Седой Кавказ - Канта Ибрагимов
Шрифт:
Интервал:
Закладка:
– А смекалист ли он? Ведь все служаки – тупоголовы.
– Последнее ведь к лучшему! А смекалка есть, есть! От щупленького сержанта-участкового, что кроме милицейской формы и носить нечего было, до полковника дорос, и без никакого блата, а только службой… Ныне его дом больше моего.
– А будет ли он нам всегда верен? – сидя в глубоком кресле, испытующе глянул снизу вверх Ясуев.
– Куда ж он денется? – стоя за спинкой кресла, еще ниже, к самому уху, склонился в доказательстве Докуев, – ведь он тоже зять!
– Да-а, наши женщины – сила! – наконец-то вроде спокоен Ясуев. И все-таки кажется ему, что чего-то не хватает в команде. – Слушай, Докуев, а почему у нас в правительстве нет женщин? Ведь даже в космос без них не летают!
– И такая кандидатура есть! – на все готов министр соцзащиты.
– А достойна ли она?
– Только натурой.
– Не забывайся, ты зять.
– Простите… Но это тоже существенный взнос.

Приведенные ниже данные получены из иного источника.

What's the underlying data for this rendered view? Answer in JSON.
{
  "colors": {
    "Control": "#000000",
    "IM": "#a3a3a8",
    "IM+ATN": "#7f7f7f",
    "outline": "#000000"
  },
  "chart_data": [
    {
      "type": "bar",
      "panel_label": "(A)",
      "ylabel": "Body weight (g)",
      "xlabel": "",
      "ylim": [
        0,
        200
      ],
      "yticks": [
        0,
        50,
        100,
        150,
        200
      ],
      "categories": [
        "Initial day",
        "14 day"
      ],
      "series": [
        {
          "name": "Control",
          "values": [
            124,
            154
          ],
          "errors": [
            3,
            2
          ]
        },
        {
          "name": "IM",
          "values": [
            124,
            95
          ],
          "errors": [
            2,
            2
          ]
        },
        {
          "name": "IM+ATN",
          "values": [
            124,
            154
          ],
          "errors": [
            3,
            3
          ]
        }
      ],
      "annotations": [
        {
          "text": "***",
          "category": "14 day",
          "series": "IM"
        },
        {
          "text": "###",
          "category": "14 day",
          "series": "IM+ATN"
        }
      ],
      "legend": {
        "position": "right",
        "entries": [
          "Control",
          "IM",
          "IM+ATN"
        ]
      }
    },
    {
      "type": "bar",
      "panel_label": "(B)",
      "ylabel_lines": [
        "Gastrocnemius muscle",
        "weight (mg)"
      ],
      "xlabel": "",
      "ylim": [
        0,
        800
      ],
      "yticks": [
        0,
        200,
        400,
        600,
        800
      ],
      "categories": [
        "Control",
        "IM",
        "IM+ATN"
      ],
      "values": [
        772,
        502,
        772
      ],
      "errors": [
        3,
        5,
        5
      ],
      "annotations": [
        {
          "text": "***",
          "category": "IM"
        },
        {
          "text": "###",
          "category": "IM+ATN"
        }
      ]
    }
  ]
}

– М-м-да!… А что мы ей поручим?
– Весь финансово-экономический блок.
– А профессия у нее соответствует?
– В этом не сомневайтесь! Древнейшая, беззатратная, экономически вечно выгодная! Она, кстати, как и все остальные, очень порядочный человек, украсит и ублажит всю нашу компанию.
– Не компания, а команда!
– Тем более, по команде.
– Ну слава Богу! – облегченно вздохнул глава республики. – Теперь я спокойно, ни о чем не думая, буду трудиться… А больше и проблем нет!
* * *Три года вольно-принудительных работ, в просторечии – «химии», а по традиционно-российскому, каторги в Сибирь, схлопотал Арзо Самбиев за неподчинение властям и попытку к бегству.
Две недели, в середине лета в жарком вонючем вагоне его везли от Грозного до Свердловска. Ожидалось, что он попадет в район строительства Байкало-Амурской магистрали, как бесплатная рабочая сила, однако в пункте пересылки, видать, сердобольный, предпенсионного вида седоголовый полковник надолго остановил свой взгляд на «уголовнике» Самбиеве, потом еще дольше знакомился с его личным делом и, вновь глянув, спросил:
– Что, какому-то краснобаю дорогу перешел?
Арзо ничего не ответил, только повел костлявыми плечами.
– И как ты, такой чахлый, до Дальнего Востока доедешь? – будто бы для себя пробурчал полковник, испытующе вглядевшись в осунувшееся лицо арестанта, сделал запись в регистрационном журнале, и вагонзак отправился дальше без Самбиева.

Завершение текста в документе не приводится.